"Server returned error: Unspecified server refusal (see verbose server output)"
A cfengine client was unable to copy files from a policyhost that it had admit/grant rights to. Public key authentication worked, so to determine the problem, I ran cfagent in verbose mode on the client.
cfengine:client: Server returned error: Unspecified server refusal (see verbose server output)
To determine the cause of the error, I ran cfservd in debug level 2 and saw the following error:
# /var/cfengine ...FuzzyItemIn(LIST,10.226.18.58) No root privileges granted WildMatch(client.navitiare.com,*.navitaire.com) WildMatch(*.navitaire.com,jqosdsawb802.navitiare.com) WildMatch(10.226.18.58,*.navitaire.com) WildMatch(*.navitaire.com,10.226.18.58) FuzzyItemIn(LIST,10.226.18.58) Try FuzzySetMatch(*.navitaire.com,10.226.18.58) cfservd: Host client.navitiare.com denied access to /var/cfengine/masterfiles/inputs
The cfengine client should be using the domain navitaire.com, not navitiare.com.
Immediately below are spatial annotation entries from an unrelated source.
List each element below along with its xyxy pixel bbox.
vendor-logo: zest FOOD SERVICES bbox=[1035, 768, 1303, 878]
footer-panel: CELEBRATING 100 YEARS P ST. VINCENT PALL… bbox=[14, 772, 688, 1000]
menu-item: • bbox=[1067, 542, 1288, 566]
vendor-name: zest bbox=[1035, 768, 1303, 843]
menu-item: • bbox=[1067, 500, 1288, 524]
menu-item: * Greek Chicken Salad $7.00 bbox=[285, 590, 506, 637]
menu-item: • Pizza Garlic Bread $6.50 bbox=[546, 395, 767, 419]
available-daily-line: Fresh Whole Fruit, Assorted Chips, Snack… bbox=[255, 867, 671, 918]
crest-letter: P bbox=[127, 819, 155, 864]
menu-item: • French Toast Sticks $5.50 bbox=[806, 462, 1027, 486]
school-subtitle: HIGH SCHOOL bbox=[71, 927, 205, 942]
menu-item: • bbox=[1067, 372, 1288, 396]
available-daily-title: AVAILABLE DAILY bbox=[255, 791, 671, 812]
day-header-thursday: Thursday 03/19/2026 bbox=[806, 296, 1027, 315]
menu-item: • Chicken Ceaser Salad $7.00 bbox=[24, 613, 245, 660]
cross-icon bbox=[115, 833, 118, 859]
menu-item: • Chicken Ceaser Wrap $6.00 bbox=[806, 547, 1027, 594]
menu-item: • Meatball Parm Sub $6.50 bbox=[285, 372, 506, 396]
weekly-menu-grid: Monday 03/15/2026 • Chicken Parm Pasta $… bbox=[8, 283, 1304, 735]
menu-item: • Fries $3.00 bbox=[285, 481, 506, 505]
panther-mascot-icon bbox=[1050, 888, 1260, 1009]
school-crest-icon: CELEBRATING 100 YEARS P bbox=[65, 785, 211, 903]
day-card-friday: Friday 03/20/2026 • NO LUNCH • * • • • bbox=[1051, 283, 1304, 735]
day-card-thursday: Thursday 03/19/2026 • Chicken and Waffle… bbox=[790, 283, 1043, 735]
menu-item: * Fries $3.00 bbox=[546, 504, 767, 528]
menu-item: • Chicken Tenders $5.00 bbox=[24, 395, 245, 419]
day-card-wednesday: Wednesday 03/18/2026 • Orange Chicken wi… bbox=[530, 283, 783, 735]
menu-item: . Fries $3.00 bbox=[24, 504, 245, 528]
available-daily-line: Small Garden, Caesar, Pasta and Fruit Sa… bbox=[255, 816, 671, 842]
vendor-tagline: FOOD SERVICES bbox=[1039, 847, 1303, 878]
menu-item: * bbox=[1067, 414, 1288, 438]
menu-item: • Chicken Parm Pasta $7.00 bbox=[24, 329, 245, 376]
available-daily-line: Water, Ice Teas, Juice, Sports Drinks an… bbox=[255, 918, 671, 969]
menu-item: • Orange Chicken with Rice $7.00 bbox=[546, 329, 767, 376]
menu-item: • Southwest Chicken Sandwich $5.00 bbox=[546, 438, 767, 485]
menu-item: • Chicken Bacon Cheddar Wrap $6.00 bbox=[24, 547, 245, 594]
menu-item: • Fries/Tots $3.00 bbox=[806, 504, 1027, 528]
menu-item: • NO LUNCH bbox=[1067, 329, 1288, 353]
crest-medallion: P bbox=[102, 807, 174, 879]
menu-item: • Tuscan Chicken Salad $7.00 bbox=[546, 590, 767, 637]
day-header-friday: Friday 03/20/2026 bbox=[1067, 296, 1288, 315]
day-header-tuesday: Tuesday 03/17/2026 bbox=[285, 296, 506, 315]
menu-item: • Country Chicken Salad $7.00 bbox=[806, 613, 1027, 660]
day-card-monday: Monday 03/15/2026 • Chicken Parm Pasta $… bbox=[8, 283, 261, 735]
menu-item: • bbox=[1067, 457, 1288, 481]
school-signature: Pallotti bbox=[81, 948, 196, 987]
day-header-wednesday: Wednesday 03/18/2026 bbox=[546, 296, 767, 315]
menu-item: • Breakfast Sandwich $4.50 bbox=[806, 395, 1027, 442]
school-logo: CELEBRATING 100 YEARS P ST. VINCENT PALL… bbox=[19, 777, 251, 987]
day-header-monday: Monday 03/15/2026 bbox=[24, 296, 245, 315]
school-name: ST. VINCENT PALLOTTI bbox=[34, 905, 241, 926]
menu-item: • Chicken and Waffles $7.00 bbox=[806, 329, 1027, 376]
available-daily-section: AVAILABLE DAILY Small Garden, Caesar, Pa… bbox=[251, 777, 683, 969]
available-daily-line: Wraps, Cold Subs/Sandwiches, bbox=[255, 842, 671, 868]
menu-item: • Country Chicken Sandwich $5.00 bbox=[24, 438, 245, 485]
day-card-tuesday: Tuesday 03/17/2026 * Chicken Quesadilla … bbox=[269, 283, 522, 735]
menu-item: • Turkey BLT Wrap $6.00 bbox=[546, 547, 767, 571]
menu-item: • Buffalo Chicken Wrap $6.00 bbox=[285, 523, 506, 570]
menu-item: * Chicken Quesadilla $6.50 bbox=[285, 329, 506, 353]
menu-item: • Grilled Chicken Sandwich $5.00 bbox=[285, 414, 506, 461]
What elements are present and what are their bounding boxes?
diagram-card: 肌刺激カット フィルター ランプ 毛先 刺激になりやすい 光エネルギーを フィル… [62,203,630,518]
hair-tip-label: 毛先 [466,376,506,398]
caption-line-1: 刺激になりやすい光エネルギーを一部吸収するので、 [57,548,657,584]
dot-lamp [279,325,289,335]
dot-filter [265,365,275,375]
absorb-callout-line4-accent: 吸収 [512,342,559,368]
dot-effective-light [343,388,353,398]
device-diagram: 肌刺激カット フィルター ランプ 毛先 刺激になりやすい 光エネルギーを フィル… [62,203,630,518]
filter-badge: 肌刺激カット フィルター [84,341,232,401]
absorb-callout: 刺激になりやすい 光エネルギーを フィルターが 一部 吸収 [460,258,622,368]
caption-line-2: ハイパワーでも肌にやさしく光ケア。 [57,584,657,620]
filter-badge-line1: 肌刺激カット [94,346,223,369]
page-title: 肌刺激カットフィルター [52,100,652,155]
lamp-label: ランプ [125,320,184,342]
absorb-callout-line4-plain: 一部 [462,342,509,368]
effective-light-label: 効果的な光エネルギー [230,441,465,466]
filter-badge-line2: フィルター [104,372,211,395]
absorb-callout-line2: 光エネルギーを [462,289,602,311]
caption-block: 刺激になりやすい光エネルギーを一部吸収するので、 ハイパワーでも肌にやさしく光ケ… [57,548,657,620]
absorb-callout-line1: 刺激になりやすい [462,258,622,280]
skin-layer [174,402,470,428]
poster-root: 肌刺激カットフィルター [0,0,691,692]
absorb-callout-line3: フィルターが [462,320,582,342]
The DNS PTR record for 22.214.171.124.in-addr.arpa was correct in our DNS, so where was the domain typo coming from?
It turns out that the client had an incorrect domain name in its /etc/hosts file.
10.226.18.58 client.navitiare.com client
Correcting the domain in the cfengine client's /etc/hosts file (to match the correct domain in the admit/grant rules) fixed the problem.